Cette situation est d’autant plus regrettable que l’on aurait pu se passer de cet emprunt en entrant au capital des banques en difficulté, par exemple, ce qui aurait permis d’orienter plus précisément leurs choix en matière d’investissements. Au lieu de cela, on réduit l’impôt sur les sociétés, on fiscalise le financement de la sécurité sociale en exonérant les entreprises de cotisations sur les bas salaires, on supprime la taxe professionnelle et on choisit de créer un déficit de plusieurs dizaines de milliards d’euros par an, sans que de telles mesures règlent en rien les problèmes en termes de localisation des activités, de maintien de l’emploi et d’investissement des entreprises.
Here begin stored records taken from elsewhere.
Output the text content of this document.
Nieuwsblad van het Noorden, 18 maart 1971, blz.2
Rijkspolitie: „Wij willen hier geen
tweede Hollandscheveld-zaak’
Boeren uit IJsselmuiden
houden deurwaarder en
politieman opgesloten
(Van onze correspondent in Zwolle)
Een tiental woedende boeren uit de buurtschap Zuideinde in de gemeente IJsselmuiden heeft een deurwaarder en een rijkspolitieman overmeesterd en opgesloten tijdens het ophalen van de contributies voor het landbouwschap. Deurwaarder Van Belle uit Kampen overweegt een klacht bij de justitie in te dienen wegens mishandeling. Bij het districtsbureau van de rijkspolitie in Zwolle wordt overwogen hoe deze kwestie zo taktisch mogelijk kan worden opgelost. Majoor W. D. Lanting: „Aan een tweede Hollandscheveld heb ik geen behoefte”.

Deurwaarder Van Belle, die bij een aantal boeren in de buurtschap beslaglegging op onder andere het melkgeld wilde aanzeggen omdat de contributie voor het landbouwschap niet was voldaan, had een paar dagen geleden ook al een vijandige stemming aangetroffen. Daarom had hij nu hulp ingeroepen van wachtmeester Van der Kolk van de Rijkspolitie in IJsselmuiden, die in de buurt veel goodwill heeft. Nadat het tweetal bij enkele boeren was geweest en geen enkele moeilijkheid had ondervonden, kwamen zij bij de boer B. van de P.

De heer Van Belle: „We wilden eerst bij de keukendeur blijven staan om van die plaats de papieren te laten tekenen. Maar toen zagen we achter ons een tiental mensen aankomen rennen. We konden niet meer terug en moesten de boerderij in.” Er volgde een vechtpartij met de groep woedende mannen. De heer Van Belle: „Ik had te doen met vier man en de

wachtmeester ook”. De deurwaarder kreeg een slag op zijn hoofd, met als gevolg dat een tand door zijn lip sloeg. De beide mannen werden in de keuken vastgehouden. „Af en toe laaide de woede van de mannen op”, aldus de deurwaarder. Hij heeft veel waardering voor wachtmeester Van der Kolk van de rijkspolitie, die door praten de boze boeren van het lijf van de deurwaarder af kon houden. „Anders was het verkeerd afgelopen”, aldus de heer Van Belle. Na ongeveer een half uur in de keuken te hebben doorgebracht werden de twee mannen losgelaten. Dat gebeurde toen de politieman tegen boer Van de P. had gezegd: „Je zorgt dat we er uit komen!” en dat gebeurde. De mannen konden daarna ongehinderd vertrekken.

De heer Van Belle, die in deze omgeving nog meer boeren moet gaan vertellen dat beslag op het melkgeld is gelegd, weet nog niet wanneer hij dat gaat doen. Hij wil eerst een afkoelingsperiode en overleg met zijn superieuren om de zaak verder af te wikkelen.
Ainsi, l’État a versé l’an dernier plus de 30 milliards d’euros de remboursements divers au titre de l’impôt sur les sociétés, alors que l’investissement productif s’est réduit de 7, 6 % en un an !

Entre croissance de la dette, reprise molle et grand emprunt à visée utilitariste, ce projet de loi de finances rectificative ne répond en aucune manière aux exigences du temps. Aucune des difficultés que connaît aujourd'hui notre pays ne sera véritablement résolue, bien au contraire. Demain, pour cause de dette, de grand emprunt, de réduction des déficits, on s’attaquera au droit à la retraite à 60 ans, au statut de la fonction publique et, plus généralement, aux garanties dont bénéficient encore les salariés. La cure d’austérité que l’on nous promet afin d’être en mesure de respecter les normes européennes en 2013 ou en 2014 s’annonce aussi amère que celle que les Grecs ne vont pas tarder à subir…

Les privilèges accordés aux grands groupes et aux ménages les plus fortunés ne sont aucunement remis en question, malgré leur incidence désastreuse sur les comptes publics et sur la situation sociale et économique de notre pays. C’est pourtant par là qu’il faudrait commencer !

Tel n’étant nullement l’objet de ce collectif budgétaire, nous ne pouvons qu’inviter le Sénat à adopter cette motion tendant à opposer la question préalable.